Personagens: DOUTOR PEREIRA e CARLOTA

DR. PEREIRA — Sentemo-nos.

CARLOTA — Trata-se...

DR. PEREIRA — Do meu divórcio.

CARLOTA — Um divórcio!!

DR. PEREIRA — Em duas palavras, resumo-lhe a situação! Sou médico da ponta dos pés até a raiz dos cabelos: minha mulher é médica da raiz dos cabelos até a ponta dos pés. Viver, para mim, é clinicar, clinicar, para ela, é viver. Não podemos clinicar juntos, o que quer dizer que juntos não podemos viver. Diga-me agora o que a sua ciência do Direito pensa a respeito.

CARLOTA — Difficelem rem postulasti. O nosso Direito, eivado de arcaísmos, não cogitou propriamente da hipótese.

DR. PEREIRA — Se não cogitou, estamos aqui a perder tempo.

CARLOTA — Perdão; eu disse não cogitou propriamente; mas a toda a lei se interpreta...

DR. PEREIRA — Se torce, é o que quer dizer.

CARLOTA — Scire leges non est verba carum tenere sed vim ac potestatem. Para prosseguir na concatenação lógica das linhas de clinicar, originavam-se rixas ou doestos domésticos?

DR. PEREIRA — Constantes. E é por causa deles...

CARLOTA — Bem. Nestas rixas trocaram-se talvez verbos in­candescentes que escoriavam pelo menos a epiderme do amor próprio de cada um.

DR. PEREIRA — O amor próprio e os interesses.

CARLOTA — O legislador assinalou apenas duas causas para o divórcio: adultério e sevícias. Há ainda uma causa que os canonistas chamam impedimentos derimentes, mas... está fora da questão.

DR. PEREIRA — Não posso alegar a primeira.

CARLOTA — Mas havemos de ganhar a demanda pela segunda. Pela segunda, sim, porque constituindo injúrias esses verbos incandescentes das rixas, o que são essas injúrias senão verdadeiras seví­cias morais?... O seu caso é o que os canonistas cognominam no idioma vernáculo — incompatibilidade de caracteres.

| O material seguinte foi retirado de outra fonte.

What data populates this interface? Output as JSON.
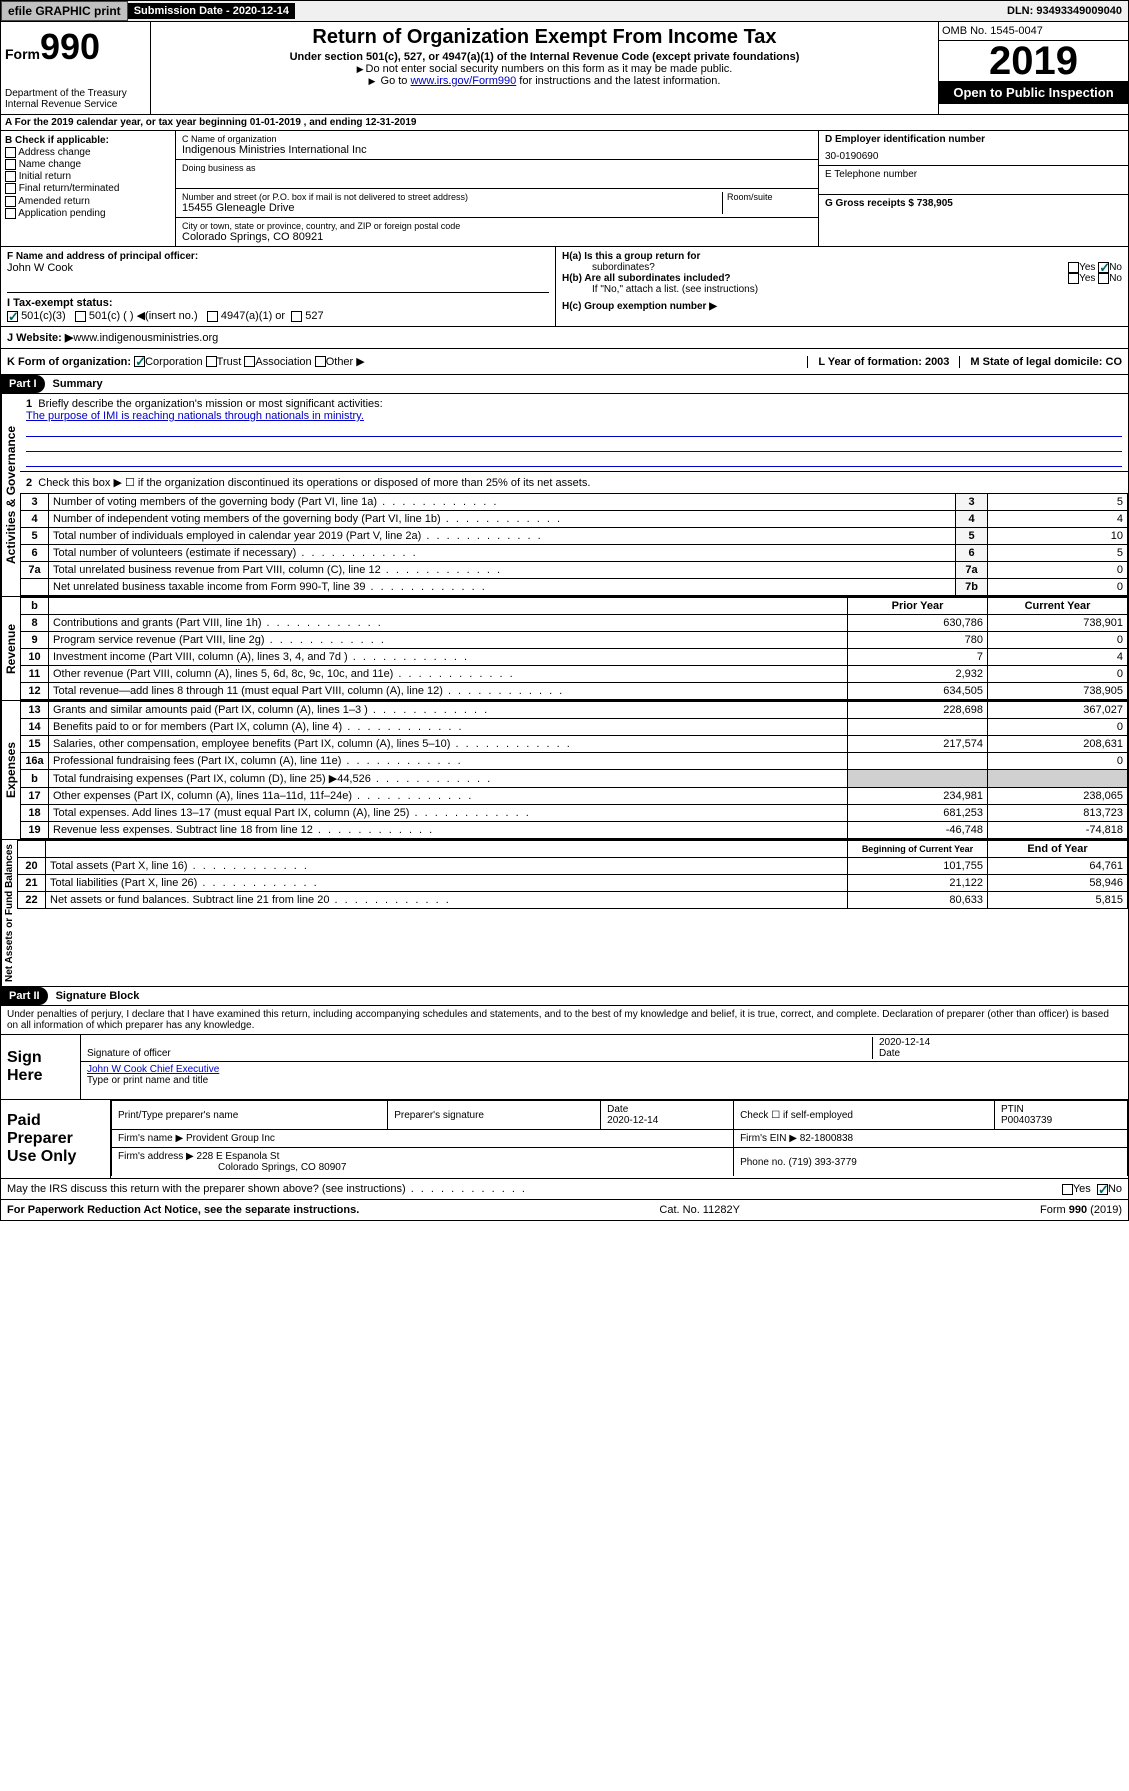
{
  "topbar": {
    "efile": "efile GRAPHIC print",
    "sub_label": "Submission Date - 2020-12-14",
    "dln": "DLN: 93493349009040"
  },
  "header": {
    "form_small": "Form",
    "form_num": "990",
    "dept": "Department of the Treasury\nInternal Revenue Service",
    "title": "Return of Organization Exempt From Income Tax",
    "subtitle": "Under section 501(c), 527, or 4947(a)(1) of the Internal Revenue Code (except private foundations)",
    "warn": "Do not enter social security numbers on this form as it may be made public.",
    "goto_pre": "Go to ",
    "goto_link": "www.irs.gov/Form990",
    "goto_post": " for instructions and the latest information.",
    "omb": "OMB No. 1545-0047",
    "year": "2019",
    "open": "Open to Public Inspection"
  },
  "sectionA": "A For the 2019 calendar year, or tax year beginning 01-01-2019    , and ending 12-31-2019",
  "sectionB": {
    "title": "B Check if applicable:",
    "items": [
      "Address change",
      "Name change",
      "Initial return",
      "Final return/terminated",
      "Amended return",
      "Application pending"
    ]
  },
  "sectionC": {
    "name_lbl": "C Name of organization",
    "name": "Indigenous Ministries International Inc",
    "dba_lbl": "Doing business as",
    "addr_lbl": "Number and street (or P.O. box if mail is not delivered to street address)",
    "room_lbl": "Room/suite",
    "addr": "15455 Gleneagle Drive",
    "city_lbl": "City or town, state or province, country, and ZIP or foreign postal code",
    "city": "Colorado Springs, CO  80921"
  },
  "sectionD": {
    "lbl": "D Employer identification number",
    "val": "30-0190690"
  },
  "sectionE": {
    "lbl": "E Telephone number"
  },
  "sectionG": {
    "lbl": "G Gross receipts $ 738,905"
  },
  "sectionF": {
    "lbl": "F  Name and address of principal officer:",
    "val": "John W Cook"
  },
  "sectionH": {
    "a": "H(a)  Is this a group return for",
    "a2": "subordinates?",
    "b": "H(b)  Are all subordinates included?",
    "b2": "If \"No,\" attach a list. (see instructions)",
    "c": "H(c)  Group exemption number ▶"
  },
  "sectionI": {
    "lbl": "I      Tax-exempt status:",
    "opts": [
      "501(c)(3)",
      "501(c) (  ) ◀(insert no.)",
      "4947(a)(1) or",
      "527"
    ]
  },
  "sectionJ": {
    "lbl": "J     Website: ▶",
    "val": "  www.indigenousministries.org"
  },
  "sectionK": {
    "lbl": "K Form of organization:",
    "opts": [
      "Corporation",
      "Trust",
      "Association",
      "Other ▶"
    ]
  },
  "sectionL": {
    "lbl": "L Year of formation: 2003"
  },
  "sectionM": {
    "lbl": "M State of legal domicile: CO"
  },
  "part1": {
    "header": "Part I",
    "title": "Summary",
    "q1_lbl": "Briefly describe the organization's mission or most significant activities:",
    "q1_val": "The purpose of IMI is reaching nationals through nationals in ministry.",
    "q2": "Check this box ▶ ☐  if the organization discontinued its operations or disposed of more than 25% of its net assets.",
    "rows_gov": [
      {
        "n": "3",
        "t": "Number of voting members of the governing body (Part VI, line 1a)",
        "b": "3",
        "v": "5"
      },
      {
        "n": "4",
        "t": "Number of independent voting members of the governing body (Part VI, line 1b)",
        "b": "4",
        "v": "4"
      },
      {
        "n": "5",
        "t": "Total number of individuals employed in calendar year 2019 (Part V, line 2a)",
        "b": "5",
        "v": "10"
      },
      {
        "n": "6",
        "t": "Total number of volunteers (estimate if necessary)",
        "b": "6",
        "v": "5"
      },
      {
        "n": "7a",
        "t": "Total unrelated business revenue from Part VIII, column (C), line 12",
        "b": "7a",
        "v": "0"
      },
      {
        "n": "",
        "t": "Net unrelated business taxable income from Form 990-T, line 39",
        "b": "7b",
        "v": "0"
      }
    ],
    "col_hdr_b": "b",
    "col_prior": "Prior Year",
    "col_current": "Current Year",
    "rows_rev": [
      {
        "n": "8",
        "t": "Contributions and grants (Part VIII, line 1h)",
        "p": "630,786",
        "c": "738,901"
      },
      {
        "n": "9",
        "t": "Program service revenue (Part VIII, line 2g)",
        "p": "780",
        "c": "0"
      },
      {
        "n": "10",
        "t": "Investment income (Part VIII, column (A), lines 3, 4, and 7d )",
        "p": "7",
        "c": "4"
      },
      {
        "n": "11",
        "t": "Other revenue (Part VIII, column (A), lines 5, 6d, 8c, 9c, 10c, and 11e)",
        "p": "2,932",
        "c": "0"
      },
      {
        "n": "12",
        "t": "Total revenue—add lines 8 through 11 (must equal Part VIII, column (A), line 12)",
        "p": "634,505",
        "c": "738,905"
      }
    ],
    "rows_exp": [
      {
        "n": "13",
        "t": "Grants and similar amounts paid (Part IX, column (A), lines 1–3 )",
        "p": "228,698",
        "c": "367,027"
      },
      {
        "n": "14",
        "t": "Benefits paid to or for members (Part IX, column (A), line 4)",
        "p": "",
        "c": "0"
      },
      {
        "n": "15",
        "t": "Salaries, other compensation, employee benefits (Part IX, column (A), lines 5–10)",
        "p": "217,574",
        "c": "208,631"
      },
      {
        "n": "16a",
        "t": "Professional fundraising fees (Part IX, column (A), line 11e)",
        "p": "",
        "c": "0"
      },
      {
        "n": "b",
        "t": "Total fundraising expenses (Part IX, column (D), line 25) ▶44,526",
        "p": "",
        "c": ""
      },
      {
        "n": "17",
        "t": "Other expenses (Part IX, column (A), lines 11a–11d, 11f–24e)",
        "p": "234,981",
        "c": "238,065"
      },
      {
        "n": "18",
        "t": "Total expenses. Add lines 13–17 (must equal Part IX, column (A), line 25)",
        "p": "681,253",
        "c": "813,723"
      },
      {
        "n": "19",
        "t": "Revenue less expenses. Subtract line 18 from line 12",
        "p": "-46,748",
        "c": "-74,818"
      }
    ],
    "col_begin": "Beginning of Current Year",
    "col_end": "End of Year",
    "rows_net": [
      {
        "n": "20",
        "t": "Total assets (Part X, line 16)",
        "p": "101,755",
        "c": "64,761"
      },
      {
        "n": "21",
        "t": "Total liabilities (Part X, line 26)",
        "p": "21,122",
        "c": "58,946"
      },
      {
        "n": "22",
        "t": "Net assets or fund balances. Subtract line 21 from line 20",
        "p": "80,633",
        "c": "5,815"
      }
    ],
    "vlabels": [
      "Activities & Governance",
      "Revenue",
      "Expenses",
      "Net Assets or Fund Balances"
    ]
  },
  "part2": {
    "header": "Part II",
    "title": "Signature Block",
    "perjury": "Under penalties of perjury, I declare that I have examined this return, including accompanying schedules and statements, and to the best of my knowledge and belief, it is true, correct, and complete. Declaration of preparer (other than officer) is based on all information of which preparer has any knowledge.",
    "sign_here": "Sign Here",
    "sig_officer": "Signature of officer",
    "sig_date": "2020-12-14",
    "sig_date_lbl": "Date",
    "sig_name": "John W Cook  Chief Executive",
    "sig_name_lbl": "Type or print name and title",
    "paid": "Paid Preparer Use Only",
    "prep_cols": [
      "Print/Type preparer's name",
      "Preparer's signature",
      "Date",
      "Check ☐ if self-employed",
      "PTIN"
    ],
    "prep_date": "2020-12-14",
    "prep_ptin": "P00403739",
    "firm_name_lbl": "Firm's name     ▶",
    "firm_name": "Provident Group Inc",
    "firm_ein_lbl": "Firm's EIN ▶",
    "firm_ein": "82-1800838",
    "firm_addr_lbl": "Firm's address ▶",
    "firm_addr": "228 E Espanola St",
    "firm_city": "Colorado Springs, CO  80907",
    "phone_lbl": "Phone no.",
    "phone": "(719) 393-3779",
    "discuss": "May the IRS discuss this return with the preparer shown above? (see instructions)"
  },
  "footer": {
    "pra": "For Paperwork Reduction Act Notice, see the separate instructions.",
    "cat": "Cat. No. 11282Y",
    "form": "Form 990 (2019)"
  },
  "yn": {
    "yes": "Yes",
    "no": "No"
  }
}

DR. PEREIRA — Aconselha-me então...

CARLOTA — Que proponha a ação. E havemos de ganhá-la.

DR. PEREIRA — Bem. (Levanta-se.)

CARLOTA — Que sucesso piramidal! Vai ver como vou aureolar de glória o meu nome. Hei de mostrar a esses miseráveis apedeutas o que há debaixo desta arcada craniana. (Bate na testa.)

DR. PEREIRA — Decidido porém o divórcio, ficarei numa posição anômala.

CARLOTA — Anômala?

DR. PEREIRA — Quero dizer que não serei nem solteiro, nem casado, nem viúvo!

CARLOTA — Pode casar perfeitamente.

DR. PEREIRA — E a indissolubilidade do contrato?

CARLOTA (Com indiferença.) — Desaparecerá... com uma simples mudança de religião.

DR. PEREIRA — Ah! (Fica pensativo.)

CARLOTA — E uma vez desembaraçado, o meu amigo escolherá para esposa não outra médica; mas sim uma engenheira... uma advogada... (Luísa tem um ímpeto de indignação, quer entrar em cena mas, arrepende-se, e esconde-se de novo.)

DR. PEREIRA — Então, Doutora, posso dar uma lição em minha mulher?

CARLOTA — Pode.

DR. PEREIRA — A que horas está amanhã no seu escritório?

CARLOTA — Amanhã é... Logo escrever-lhe-ei mandando dizer-lhe qual o dia e a hora em que deve procurar-me. (Apertando-lhe a mão.) Adeus! (Pereira aperta-lhe a mão e ela sai.)